Technically, the “City” consists of all five boroughs—but what could possible be best in a place like the Bronx much less Staten Island? A ride on the ferry? And Brooklyn? That’s where Rona and I were born and raised; and we spent decades—like millions of ambitious others—desperately trying to figure out how to get out and find our way to the City—the real city, Manhattan--across the East River. That, after all, is why more than 100 years ago they built the Brooklyn Bridge. 
But fully half the restaurants Platt listed as New York’s best are in Brooklyn. Most of those in Williamsburg. Where, New York tells us, are found the best real hipster and “indie rockers.” It’s also where the hottest of hot HBO series is based—Girls. Lena Dunham’s creation that captures depressingly well the vacuous lives of her generation of young people. Especially those from over-privileged backgrounds who are being subsidized by their parents. How else can these under-employed 20-somethings afford $7.50 lattes and apartments that begin at a million-two?
The Brooklyn I remember had a few local Chinese restaurants like the Golden Ox and Italian places such the Tower of Pisa. Shrimp with lobster sauce was featured on Kings Highway and spaghetti and meatballs at the Tower in East Flatbush.
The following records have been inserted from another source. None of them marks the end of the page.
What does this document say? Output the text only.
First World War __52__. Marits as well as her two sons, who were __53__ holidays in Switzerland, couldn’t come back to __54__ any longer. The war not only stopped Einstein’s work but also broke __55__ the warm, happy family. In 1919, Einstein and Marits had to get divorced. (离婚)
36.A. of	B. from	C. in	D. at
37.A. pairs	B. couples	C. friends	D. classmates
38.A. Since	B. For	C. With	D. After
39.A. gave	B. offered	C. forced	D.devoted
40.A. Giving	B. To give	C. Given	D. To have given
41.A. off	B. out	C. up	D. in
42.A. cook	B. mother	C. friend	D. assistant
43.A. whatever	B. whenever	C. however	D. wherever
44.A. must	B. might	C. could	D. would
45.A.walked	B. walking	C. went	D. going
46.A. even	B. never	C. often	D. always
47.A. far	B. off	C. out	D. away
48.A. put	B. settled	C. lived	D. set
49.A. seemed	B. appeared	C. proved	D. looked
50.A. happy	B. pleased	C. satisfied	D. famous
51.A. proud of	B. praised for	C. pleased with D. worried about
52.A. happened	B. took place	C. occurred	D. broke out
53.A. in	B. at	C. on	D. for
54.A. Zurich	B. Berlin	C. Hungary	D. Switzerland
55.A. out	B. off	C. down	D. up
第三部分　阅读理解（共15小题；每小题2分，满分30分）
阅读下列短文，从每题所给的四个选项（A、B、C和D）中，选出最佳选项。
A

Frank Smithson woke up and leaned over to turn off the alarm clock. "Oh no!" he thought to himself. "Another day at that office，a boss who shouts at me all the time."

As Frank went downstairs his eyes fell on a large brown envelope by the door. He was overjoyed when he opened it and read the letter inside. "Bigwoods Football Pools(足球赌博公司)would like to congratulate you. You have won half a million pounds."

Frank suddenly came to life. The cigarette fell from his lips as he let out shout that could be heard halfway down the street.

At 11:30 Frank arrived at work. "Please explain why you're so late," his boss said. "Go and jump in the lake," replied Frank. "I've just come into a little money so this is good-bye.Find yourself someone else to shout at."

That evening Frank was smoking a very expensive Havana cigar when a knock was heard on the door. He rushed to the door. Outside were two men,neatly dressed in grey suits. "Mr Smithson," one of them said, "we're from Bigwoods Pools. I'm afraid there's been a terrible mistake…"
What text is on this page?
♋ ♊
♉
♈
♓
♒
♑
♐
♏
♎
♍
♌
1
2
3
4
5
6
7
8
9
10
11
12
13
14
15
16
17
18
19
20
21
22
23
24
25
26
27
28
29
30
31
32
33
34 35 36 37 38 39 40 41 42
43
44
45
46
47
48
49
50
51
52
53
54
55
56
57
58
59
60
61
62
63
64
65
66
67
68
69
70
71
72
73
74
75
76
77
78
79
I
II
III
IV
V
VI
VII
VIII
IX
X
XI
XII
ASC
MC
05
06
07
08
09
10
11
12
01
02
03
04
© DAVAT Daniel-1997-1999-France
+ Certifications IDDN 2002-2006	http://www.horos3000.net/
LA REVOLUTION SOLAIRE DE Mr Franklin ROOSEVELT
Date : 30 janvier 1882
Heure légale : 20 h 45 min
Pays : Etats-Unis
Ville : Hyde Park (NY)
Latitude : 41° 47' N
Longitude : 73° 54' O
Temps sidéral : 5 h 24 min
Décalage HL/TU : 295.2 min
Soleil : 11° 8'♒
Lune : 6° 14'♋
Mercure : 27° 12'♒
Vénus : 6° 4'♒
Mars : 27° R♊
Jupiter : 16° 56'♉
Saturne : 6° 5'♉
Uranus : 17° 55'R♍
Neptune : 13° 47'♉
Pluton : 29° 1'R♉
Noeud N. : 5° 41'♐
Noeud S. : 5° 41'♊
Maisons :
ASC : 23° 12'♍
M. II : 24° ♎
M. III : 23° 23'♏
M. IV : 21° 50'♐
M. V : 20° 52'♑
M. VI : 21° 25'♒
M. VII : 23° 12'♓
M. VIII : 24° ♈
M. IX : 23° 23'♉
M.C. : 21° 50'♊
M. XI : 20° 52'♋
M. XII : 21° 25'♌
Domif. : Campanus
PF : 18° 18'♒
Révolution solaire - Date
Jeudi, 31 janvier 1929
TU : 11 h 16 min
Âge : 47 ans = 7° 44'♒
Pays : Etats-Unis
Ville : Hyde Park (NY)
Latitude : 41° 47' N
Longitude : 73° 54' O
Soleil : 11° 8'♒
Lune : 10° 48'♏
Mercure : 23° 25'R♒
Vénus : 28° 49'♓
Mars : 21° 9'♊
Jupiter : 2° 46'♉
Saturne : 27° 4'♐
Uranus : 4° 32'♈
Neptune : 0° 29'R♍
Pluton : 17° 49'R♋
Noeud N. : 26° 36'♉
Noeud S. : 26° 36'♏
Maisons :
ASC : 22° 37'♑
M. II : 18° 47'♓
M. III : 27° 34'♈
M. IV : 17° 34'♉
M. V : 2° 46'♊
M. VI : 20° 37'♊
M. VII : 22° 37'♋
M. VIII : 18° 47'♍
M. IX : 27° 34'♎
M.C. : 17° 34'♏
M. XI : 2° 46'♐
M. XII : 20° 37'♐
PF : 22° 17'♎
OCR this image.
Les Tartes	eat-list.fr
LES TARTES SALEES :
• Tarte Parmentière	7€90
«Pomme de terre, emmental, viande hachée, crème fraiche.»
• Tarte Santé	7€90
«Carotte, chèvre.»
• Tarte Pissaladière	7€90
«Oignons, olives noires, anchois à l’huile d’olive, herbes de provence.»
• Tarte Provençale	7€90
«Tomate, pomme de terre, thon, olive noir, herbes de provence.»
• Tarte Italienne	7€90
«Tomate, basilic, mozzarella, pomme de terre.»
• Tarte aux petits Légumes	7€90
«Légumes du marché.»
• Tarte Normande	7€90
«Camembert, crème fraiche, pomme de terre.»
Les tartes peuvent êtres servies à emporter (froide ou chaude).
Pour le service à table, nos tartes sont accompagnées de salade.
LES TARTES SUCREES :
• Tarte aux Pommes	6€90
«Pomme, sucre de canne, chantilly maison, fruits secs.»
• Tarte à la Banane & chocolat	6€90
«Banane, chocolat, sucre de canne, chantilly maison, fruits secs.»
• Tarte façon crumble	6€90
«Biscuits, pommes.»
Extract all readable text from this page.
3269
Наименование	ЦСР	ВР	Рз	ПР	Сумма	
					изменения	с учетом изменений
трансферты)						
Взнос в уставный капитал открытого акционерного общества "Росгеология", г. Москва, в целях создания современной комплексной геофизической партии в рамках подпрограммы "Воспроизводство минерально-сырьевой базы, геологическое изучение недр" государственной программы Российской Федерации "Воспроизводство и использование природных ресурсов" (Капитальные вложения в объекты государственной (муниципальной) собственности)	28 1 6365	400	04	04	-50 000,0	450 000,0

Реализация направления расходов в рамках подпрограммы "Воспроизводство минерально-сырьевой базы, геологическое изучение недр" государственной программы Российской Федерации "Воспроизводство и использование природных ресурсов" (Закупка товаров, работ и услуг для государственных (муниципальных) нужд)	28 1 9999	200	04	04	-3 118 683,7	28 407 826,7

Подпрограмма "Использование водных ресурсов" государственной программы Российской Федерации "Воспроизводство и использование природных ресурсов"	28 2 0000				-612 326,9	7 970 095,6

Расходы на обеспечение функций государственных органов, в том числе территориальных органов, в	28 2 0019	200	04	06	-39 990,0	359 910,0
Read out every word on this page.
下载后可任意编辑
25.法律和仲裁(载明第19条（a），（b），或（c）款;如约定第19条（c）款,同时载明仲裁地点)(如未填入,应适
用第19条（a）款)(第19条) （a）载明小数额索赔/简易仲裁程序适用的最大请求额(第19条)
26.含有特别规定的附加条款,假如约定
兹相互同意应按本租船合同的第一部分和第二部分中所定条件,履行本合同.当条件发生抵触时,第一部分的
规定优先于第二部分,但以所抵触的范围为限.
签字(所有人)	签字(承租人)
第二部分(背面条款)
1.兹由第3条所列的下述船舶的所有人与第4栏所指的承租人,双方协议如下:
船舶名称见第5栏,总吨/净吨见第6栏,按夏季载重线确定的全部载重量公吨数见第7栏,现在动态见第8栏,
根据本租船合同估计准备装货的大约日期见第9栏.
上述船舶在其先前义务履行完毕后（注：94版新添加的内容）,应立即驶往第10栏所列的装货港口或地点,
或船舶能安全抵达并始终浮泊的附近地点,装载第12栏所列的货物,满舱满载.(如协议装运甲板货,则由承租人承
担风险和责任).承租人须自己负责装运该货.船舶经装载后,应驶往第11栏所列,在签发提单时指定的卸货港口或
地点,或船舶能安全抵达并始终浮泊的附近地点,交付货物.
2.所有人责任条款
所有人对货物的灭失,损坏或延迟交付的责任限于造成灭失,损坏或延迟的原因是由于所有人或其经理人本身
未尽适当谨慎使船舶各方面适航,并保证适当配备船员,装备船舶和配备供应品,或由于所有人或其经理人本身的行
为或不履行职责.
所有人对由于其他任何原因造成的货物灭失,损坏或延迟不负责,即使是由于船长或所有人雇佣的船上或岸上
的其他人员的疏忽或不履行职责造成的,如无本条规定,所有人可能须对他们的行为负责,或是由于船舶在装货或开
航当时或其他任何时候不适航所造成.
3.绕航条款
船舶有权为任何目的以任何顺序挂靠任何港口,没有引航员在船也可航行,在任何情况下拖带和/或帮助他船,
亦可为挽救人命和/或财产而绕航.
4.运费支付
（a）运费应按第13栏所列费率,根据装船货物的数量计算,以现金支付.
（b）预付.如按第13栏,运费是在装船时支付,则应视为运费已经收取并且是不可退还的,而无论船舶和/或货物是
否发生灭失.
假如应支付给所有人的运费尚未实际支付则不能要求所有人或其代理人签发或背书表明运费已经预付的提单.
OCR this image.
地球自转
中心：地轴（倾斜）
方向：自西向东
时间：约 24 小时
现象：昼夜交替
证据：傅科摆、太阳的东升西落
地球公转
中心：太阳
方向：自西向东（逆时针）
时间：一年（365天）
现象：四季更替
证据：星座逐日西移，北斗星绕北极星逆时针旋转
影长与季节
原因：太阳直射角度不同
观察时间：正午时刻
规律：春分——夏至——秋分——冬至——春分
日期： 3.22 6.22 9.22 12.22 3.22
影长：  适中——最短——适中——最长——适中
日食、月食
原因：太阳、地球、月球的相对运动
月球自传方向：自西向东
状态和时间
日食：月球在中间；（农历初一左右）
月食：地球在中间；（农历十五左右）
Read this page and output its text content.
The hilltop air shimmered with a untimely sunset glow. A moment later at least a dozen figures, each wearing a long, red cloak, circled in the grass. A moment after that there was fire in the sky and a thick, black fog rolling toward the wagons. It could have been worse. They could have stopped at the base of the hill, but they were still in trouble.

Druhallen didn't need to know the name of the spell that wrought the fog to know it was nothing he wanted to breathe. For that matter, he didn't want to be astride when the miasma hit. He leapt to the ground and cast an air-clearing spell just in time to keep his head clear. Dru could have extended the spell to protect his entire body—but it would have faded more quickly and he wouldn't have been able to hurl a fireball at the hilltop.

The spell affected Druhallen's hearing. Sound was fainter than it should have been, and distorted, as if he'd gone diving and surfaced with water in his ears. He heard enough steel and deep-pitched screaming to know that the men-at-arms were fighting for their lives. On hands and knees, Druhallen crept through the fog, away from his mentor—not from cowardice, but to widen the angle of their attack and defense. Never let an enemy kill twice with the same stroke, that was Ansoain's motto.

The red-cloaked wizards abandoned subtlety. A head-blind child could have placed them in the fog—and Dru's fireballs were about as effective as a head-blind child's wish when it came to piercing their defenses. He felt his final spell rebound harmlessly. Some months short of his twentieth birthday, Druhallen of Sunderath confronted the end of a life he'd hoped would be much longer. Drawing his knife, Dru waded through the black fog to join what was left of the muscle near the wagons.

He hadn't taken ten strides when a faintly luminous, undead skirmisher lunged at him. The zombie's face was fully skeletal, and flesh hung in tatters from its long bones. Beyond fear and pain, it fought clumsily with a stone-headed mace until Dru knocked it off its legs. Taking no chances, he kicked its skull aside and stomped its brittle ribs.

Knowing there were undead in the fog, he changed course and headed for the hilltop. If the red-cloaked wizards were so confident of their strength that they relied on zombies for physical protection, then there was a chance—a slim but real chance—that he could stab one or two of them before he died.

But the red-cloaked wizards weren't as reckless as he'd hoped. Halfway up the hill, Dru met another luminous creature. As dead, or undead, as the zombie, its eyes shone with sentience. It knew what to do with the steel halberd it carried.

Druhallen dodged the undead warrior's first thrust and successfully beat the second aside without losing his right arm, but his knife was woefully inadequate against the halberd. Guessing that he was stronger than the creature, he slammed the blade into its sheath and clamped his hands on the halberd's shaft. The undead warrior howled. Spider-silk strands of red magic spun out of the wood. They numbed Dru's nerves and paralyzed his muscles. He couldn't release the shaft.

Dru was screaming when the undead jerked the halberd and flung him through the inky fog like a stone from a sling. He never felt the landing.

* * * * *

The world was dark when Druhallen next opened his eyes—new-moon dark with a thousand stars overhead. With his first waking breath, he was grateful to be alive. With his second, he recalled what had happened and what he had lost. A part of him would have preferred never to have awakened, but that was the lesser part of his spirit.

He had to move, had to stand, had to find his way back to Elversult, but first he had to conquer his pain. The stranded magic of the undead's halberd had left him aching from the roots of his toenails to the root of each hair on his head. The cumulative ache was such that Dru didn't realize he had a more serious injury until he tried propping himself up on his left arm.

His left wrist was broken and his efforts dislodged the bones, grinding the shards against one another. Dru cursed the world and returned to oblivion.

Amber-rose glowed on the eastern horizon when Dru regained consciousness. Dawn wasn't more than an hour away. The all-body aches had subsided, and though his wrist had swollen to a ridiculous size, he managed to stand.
But at Parish Hall in the new Williamsburg, where the Satmar Hasids and old Polish immigrants are being squeezed out by soaring real estate prices, you can order grass-fed lamb tartare, steamy bowls of Cayuga-flour dumplings threaded with turnips and Swiss chard, and wedges of a classic French pear tart for dessert, which the kitchen tops with scoops of vanilla ice cream flavored with the faintest hint of blue cheese.
Suddenly ravenous, I asked Rona, "Do you know anything about Cayuga flour?"

Ruefully, she said, "I think we've been out of town too long."

"Though I don't know," I said, "about ice cream with blue cheese."